The Emergence Of Third Parties
Many retailers have taken to third parties to carry out their same-day delivery experiments. Particularly, services such as Instacart, Postmates, Deliv and Shutl have all provided retailers with solutions that take the act of delivering the product out of their hands.
Uber, known for its crowdsourced transportation model, plans to implement same-day delivery into its arsenal of services, reportedly partnering with mobile shopping app Spring to test the program.
These companies could have a heavy hand in the future of same-day delivery, particularly for retailers that are not large enough to handle the costs and logistics on their own. In fact, on-demand socially networked delivery services are expected to perform 90% of all intra-day direct to consumer deliveries by 2018, according to the 2015 IDC FutureScape Worldwide Retail Predictions report.

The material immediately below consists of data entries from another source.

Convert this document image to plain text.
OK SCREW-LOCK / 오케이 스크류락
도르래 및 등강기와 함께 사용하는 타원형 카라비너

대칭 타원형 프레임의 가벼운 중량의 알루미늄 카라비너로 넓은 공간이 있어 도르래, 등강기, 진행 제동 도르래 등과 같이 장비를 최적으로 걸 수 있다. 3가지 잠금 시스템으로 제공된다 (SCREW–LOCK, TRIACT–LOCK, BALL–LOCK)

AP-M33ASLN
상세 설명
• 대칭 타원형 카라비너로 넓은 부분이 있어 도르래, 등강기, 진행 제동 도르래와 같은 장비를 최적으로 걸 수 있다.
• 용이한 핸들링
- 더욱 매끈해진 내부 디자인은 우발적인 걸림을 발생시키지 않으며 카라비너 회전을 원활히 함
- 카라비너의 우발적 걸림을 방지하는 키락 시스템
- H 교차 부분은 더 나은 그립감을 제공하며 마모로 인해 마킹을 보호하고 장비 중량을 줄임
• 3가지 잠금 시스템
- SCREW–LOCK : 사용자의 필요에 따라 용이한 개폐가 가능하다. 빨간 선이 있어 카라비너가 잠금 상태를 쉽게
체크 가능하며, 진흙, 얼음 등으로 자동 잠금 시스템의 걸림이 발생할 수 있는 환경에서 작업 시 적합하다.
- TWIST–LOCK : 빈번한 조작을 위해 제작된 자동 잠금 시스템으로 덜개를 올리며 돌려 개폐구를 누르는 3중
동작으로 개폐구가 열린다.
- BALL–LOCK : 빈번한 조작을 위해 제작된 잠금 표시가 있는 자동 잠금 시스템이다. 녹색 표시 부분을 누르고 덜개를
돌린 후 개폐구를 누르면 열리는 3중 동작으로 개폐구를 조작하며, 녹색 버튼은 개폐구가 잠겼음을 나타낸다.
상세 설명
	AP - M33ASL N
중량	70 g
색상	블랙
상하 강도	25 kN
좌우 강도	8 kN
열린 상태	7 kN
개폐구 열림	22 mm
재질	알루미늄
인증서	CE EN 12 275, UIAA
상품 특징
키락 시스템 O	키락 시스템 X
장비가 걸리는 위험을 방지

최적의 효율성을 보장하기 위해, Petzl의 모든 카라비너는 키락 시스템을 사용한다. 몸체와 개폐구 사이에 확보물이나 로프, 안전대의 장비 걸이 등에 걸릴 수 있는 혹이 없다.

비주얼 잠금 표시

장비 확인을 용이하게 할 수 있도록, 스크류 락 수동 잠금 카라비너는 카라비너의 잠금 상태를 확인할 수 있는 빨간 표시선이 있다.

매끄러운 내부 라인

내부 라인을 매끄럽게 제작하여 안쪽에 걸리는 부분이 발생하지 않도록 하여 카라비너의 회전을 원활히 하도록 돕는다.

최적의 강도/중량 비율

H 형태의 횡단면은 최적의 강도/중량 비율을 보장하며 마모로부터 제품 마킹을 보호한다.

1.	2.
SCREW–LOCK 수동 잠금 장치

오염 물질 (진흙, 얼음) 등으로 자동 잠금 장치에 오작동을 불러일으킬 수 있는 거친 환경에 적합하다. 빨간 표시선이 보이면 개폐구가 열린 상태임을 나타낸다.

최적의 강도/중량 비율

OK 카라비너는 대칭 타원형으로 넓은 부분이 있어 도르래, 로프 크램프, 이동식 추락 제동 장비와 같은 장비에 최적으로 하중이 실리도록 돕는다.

“I think Instacart and Uber have a role to play, because Walmart, Target or Macy’s probably can afford whatever they want to do in that regard,” Brouwer explained. “There are a lot of other retailers where the scale of that execution is such that they may find that it is much more economical to use a third party. Think about supermarkets, for example. Some of them may be regional or specialty in the ability to have an independent third party — even if it’s a break-even from an expense standpoint — so it may be a much better solution than investing in it themselves.”
With an increasing number of retailers taking the initiative to push forward with same-day delivery, the third parties may be a major determinant with the success of the model as a whole. Even with that in mind, the success of the delivery model will always hinge on the retailer’s understanding of their consumers’ purchasing desires. While same-day delivery might not be a complete necessity for some retailers, those that have a consumer base with a penchant for on-demand purchasing habits would do well to at least explore the option.